In 1779, at the Anglican service in Montreal, Frobisher married a girl twenty years his junior. She was Charlotte Jobert (1761-1816), daughter of surgeon Jean-Baptiste Jobert and Charlotte Larchevêque. Her aunt, Marguerite Larchevêque (1749-1798), was married to Charles Chaboillez, one of the most influential French Canadian fur traders, who with Frobisher and his brother was one of the founding members of the Beaver Club. They were the parents of fifteen children, but only three lived to adulthood and married:

- (Rachel) Charlotte Frobisher (1780-1801), In 1797, she married Major-General Edward James O'Brien (1772–1855), of the 24th Regiment of Foot. He was the son of James O'Brien (d.1773) M.P., of Ennistymon Castle, County Clare. She died in tragic circumstances and was buried with a monument to her memory at Exeter Cathedral. (O'Brien remarried and his daughter Mary Henrietta married Vice-Admiral Hon. Robert FitzRoy, captain of HMS Beagle during Charles Darwin's famous voyage.)
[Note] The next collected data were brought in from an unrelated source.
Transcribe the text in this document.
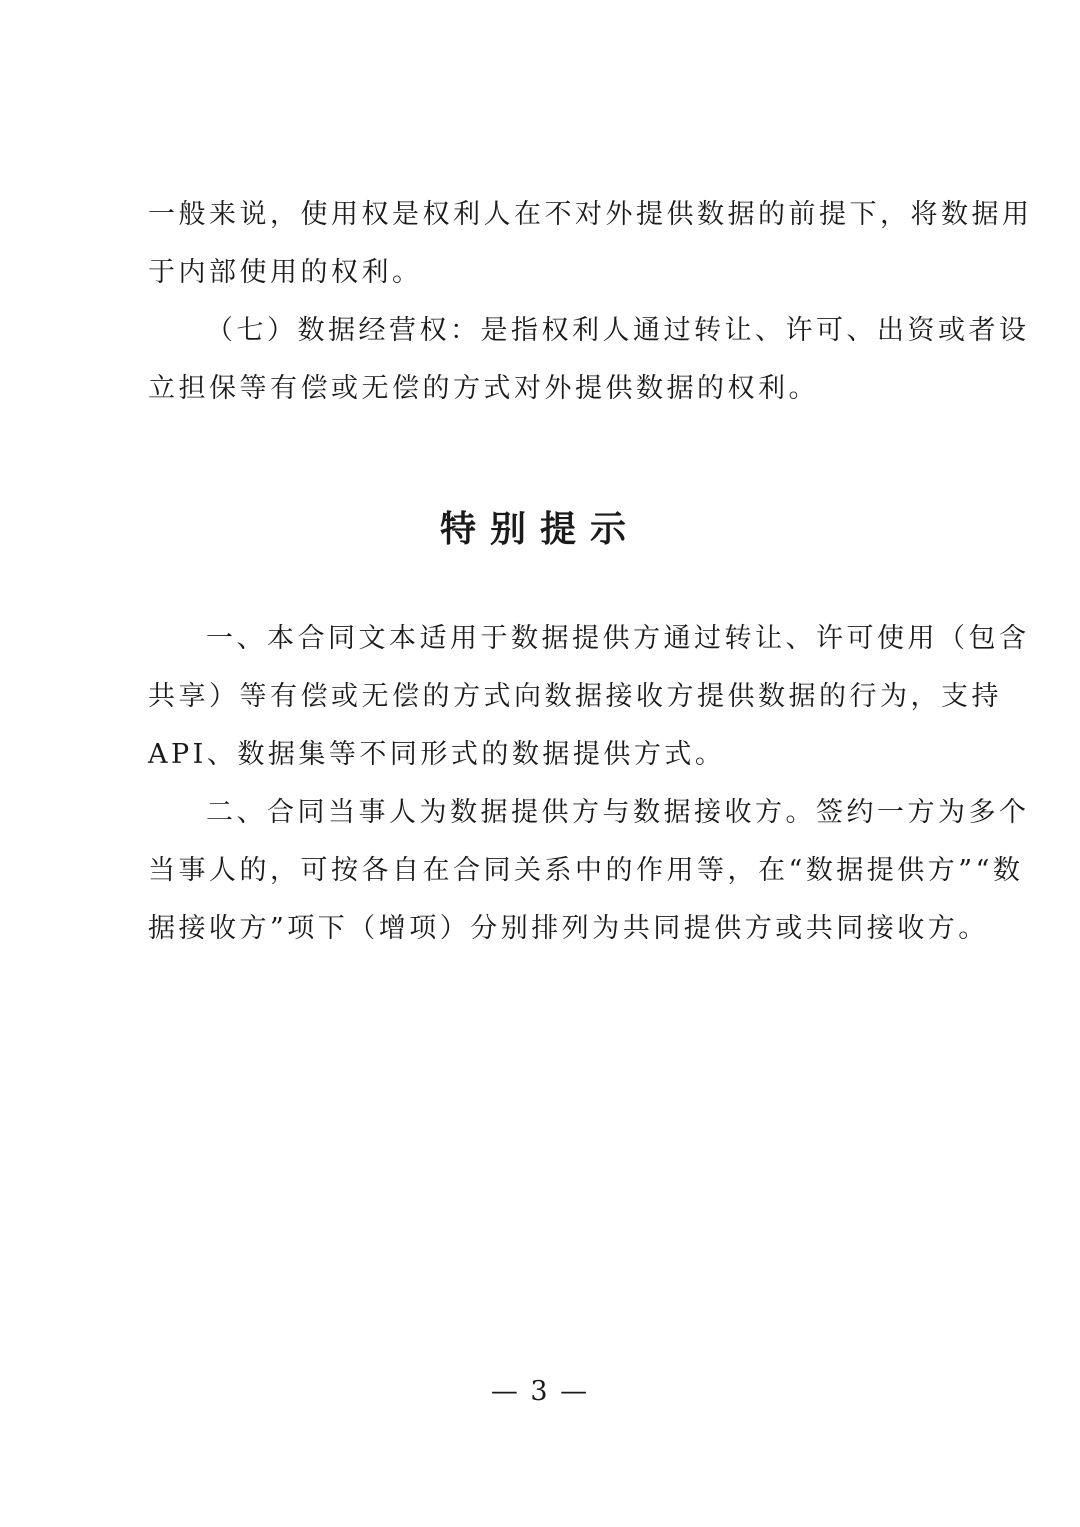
一般来说，使用权是权利人在不对外提供数据的前提下，将数据用
于内部使用的权利。
（七）数据经营权：是指权利人通过转让、许可、出资或者设
立担保等有偿或无偿的方式对外提供数据的权利。
特别提示
一、本合同文本适用于数据提供方通过转让、许可使用（包含
共享）等有偿或无偿的方式向数据接收方提供数据的行为，支持
API、数据集等不同形式的数据提供方式。
二、合同当事人为数据提供方与数据接收方。签约一方为多个
当事人的，可按各自在合同关系中的作用等，在“数据提供方”“数
据接收方”项下（增项）分别排列为共同提供方或共同接收方。
— 3 —
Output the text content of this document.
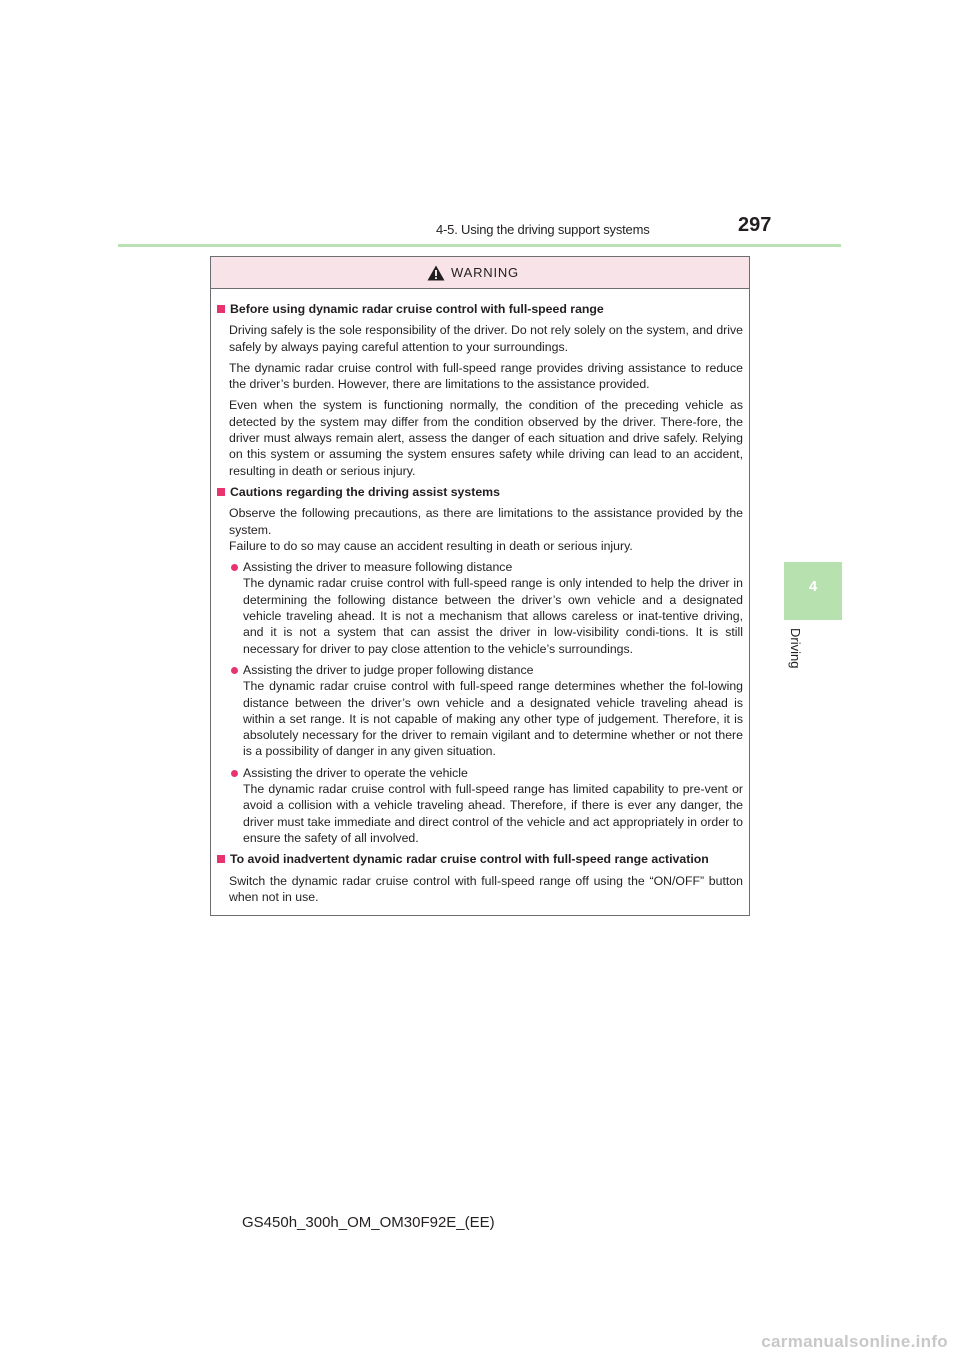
4-5. Using the driving support systems	297
4
Driving
WARNING
Before using dynamic radar cruise control with full-speed range

Driving safely is the sole responsibility of the driver. Do not rely solely on the system, and drive safely by always paying careful attention to your surroundings.

The dynamic radar cruise control with full-speed range provides driving assistance to reduce the driver’s burden. However, there are limitations to the assistance provided.

Even when the system is functioning normally, the condition of the preceding vehicle as detected by the system may differ from the condition observed by the driver. There-fore, the driver must always remain alert, assess the danger of each situation and drive safely. Relying on this system or assuming the system ensures safety while driving can lead to an accident, resulting in death or serious injury.

Cautions regarding the driving assist systems

Observe the following precautions, as there are limitations to the assistance provided by the system.

Failure to do so may cause an accident resulting in death or serious injury.

Assisting the driver to measure following distance
The dynamic radar cruise control with full-speed range is only intended to help the driver in determining the following distance between the driver’s own vehicle and a designated vehicle traveling ahead. It is not a mechanism that allows careless or inat-tentive driving, and it is not a system that can assist the driver in low-visibility condi-tions. It is still necessary for driver to pay close attention to the vehicle’s surroundings.
Assisting the driver to judge proper following distance
The dynamic radar cruise control with full-speed range determines whether the fol-lowing distance between the driver’s own vehicle and a designated vehicle traveling ahead is within a set range. It is not capable of making any other type of judgement. Therefore, it is absolutely necessary for the driver to remain vigilant and to determine whether or not there is a possibility of danger in any given situation.
Assisting the driver to operate the vehicle
The dynamic radar cruise control with full-speed range has limited capability to pre-vent or avoid a collision with a vehicle traveling ahead. Therefore, if there is ever any danger, the driver must take immediate and direct control of the vehicle and act appropriately in order to ensure the safety of all involved.
To avoid inadvertent dynamic radar cruise control with full-speed range activation

Switch the dynamic radar cruise control with full-speed range off using the “ON/OFF” button when not in use.

GS450h_300h_OM_OM30F92E_(EE)
carmanualsonline.info
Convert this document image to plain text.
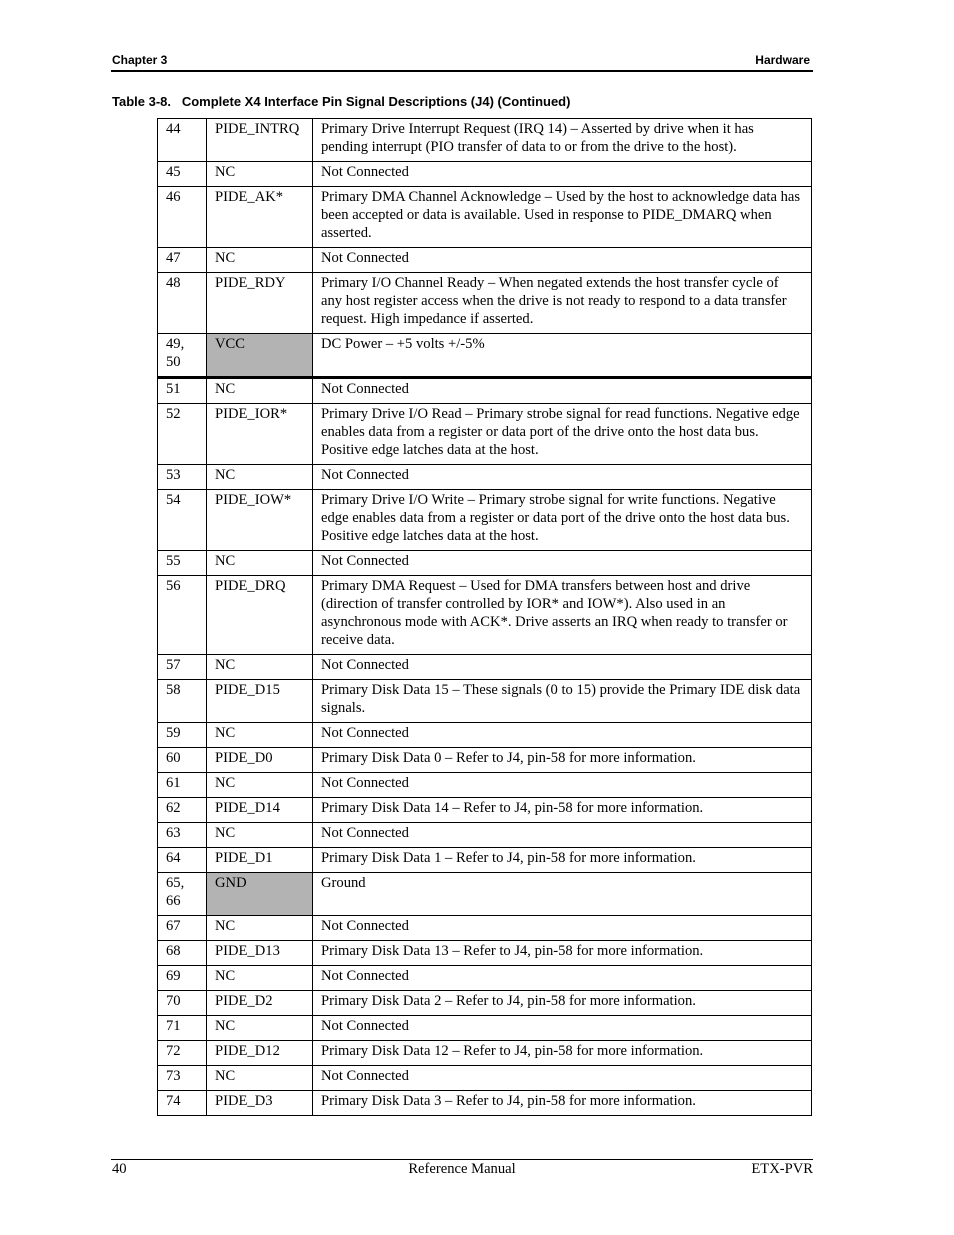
Chapter 3	Hardware
Table 3-8.   Complete X4 Interface Pin Signal Descriptions (J4) (Continued)
44	PIDE_INTRQ	Primary Drive Interrupt Request (IRQ 14) – Asserted by drive when it has pending interrupt (PIO transfer of data to or from the drive to the host).
45	NC	Not Connected
46	PIDE_AK*	Primary DMA Channel Acknowledge – Used by the host to acknowledge data has been accepted or data is available. Used in response to PIDE_DMARQ when asserted.
47	NC	Not Connected
48	PIDE_RDY	Primary I/O Channel Ready – When negated extends the host transfer cycle of any host register access when the drive is not ready to respond to a data transfer request. High impedance if asserted.
49, 50	VCC	DC Power – +5 volts +/-5%
51	NC	Not Connected
52	PIDE_IOR*	Primary Drive I/O Read – Primary strobe signal for read functions. Negative edge enables data from a register or data port of the drive onto the host data bus. Positive edge latches data at the host.
53	NC	Not Connected
54	PIDE_IOW*	Primary Drive I/O Write – Primary strobe signal for write functions. Negative edge enables data from a register or data port of the drive onto the host data bus. Positive edge latches data at the host.
55	NC	Not Connected
56	PIDE_DRQ	Primary DMA Request – Used for DMA transfers between host and drive (direction of transfer controlled by IOR* and IOW*). Also used in an asynchronous mode with ACK*. Drive asserts an IRQ when ready to transfer or receive data.
57	NC	Not Connected
58	PIDE_D15	Primary Disk Data 15 – These signals (0 to 15) provide the Primary IDE disk data signals.
59	NC	Not Connected
60	PIDE_D0	Primary Disk Data 0 – Refer to J4, pin-58 for more information.
61	NC	Not Connected
62	PIDE_D14	Primary Disk Data 14 – Refer to J4, pin-58 for more information.
63	NC	Not Connected
64	PIDE_D1	Primary Disk Data 1 – Refer to J4, pin-58 for more information.
65, 66	GND	Ground
67	NC	Not Connected
68	PIDE_D13	Primary Disk Data 13 – Refer to J4, pin-58 for more information.
69	NC	Not Connected
70	PIDE_D2	Primary Disk Data 2 – Refer to J4, pin-58 for more information.
71	NC	Not Connected
72	PIDE_D12	Primary Disk Data 12 – Refer to J4, pin-58 for more information.
73	NC	Not Connected
74	PIDE_D3	Primary Disk Data 3 – Refer to J4, pin-58 for more information.
40	Reference Manual	ETX-PVR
- Lt.-Col. The Hon. Benjamin Joseph Frobisher, became a partner in the North West Company, was elected to Parliament, and was Aide-de-camp to Lord Dalhousie. In 1804, he married Isabella, daughter of James Grant and Susannah Coffin. She was a niece of The Rt. Hon. Sir William Grant and General Sir Roger Hale Sheaffe 1st Bt. She was a stepdaughter of The Hon. John Craigie and a half-sister of George Hamilton.
- Caroline Frobisher (1798-1843). In 1820, she married James McGill Trottier Desrivières, heir of The Hon. James McGill, his father's stepfather. He was a first cousin of The Hon. Henri Desrivières. They were the parents of one son who died in infancy.

The Frobisher brothers gave their name to the Baffin Island community called Frobisher Bay, which in 1987 was renamed Iqaluit, and is now the capital city of Nunavut territory. The body of water on which sits Iqaluit is still known as Frobisher Bay. There still exists a Frobisher street in Montreal. Beaver Hall Hill is a street which follows the beginning of the path up Rue Belmont to the location of Frobisher's country retreat.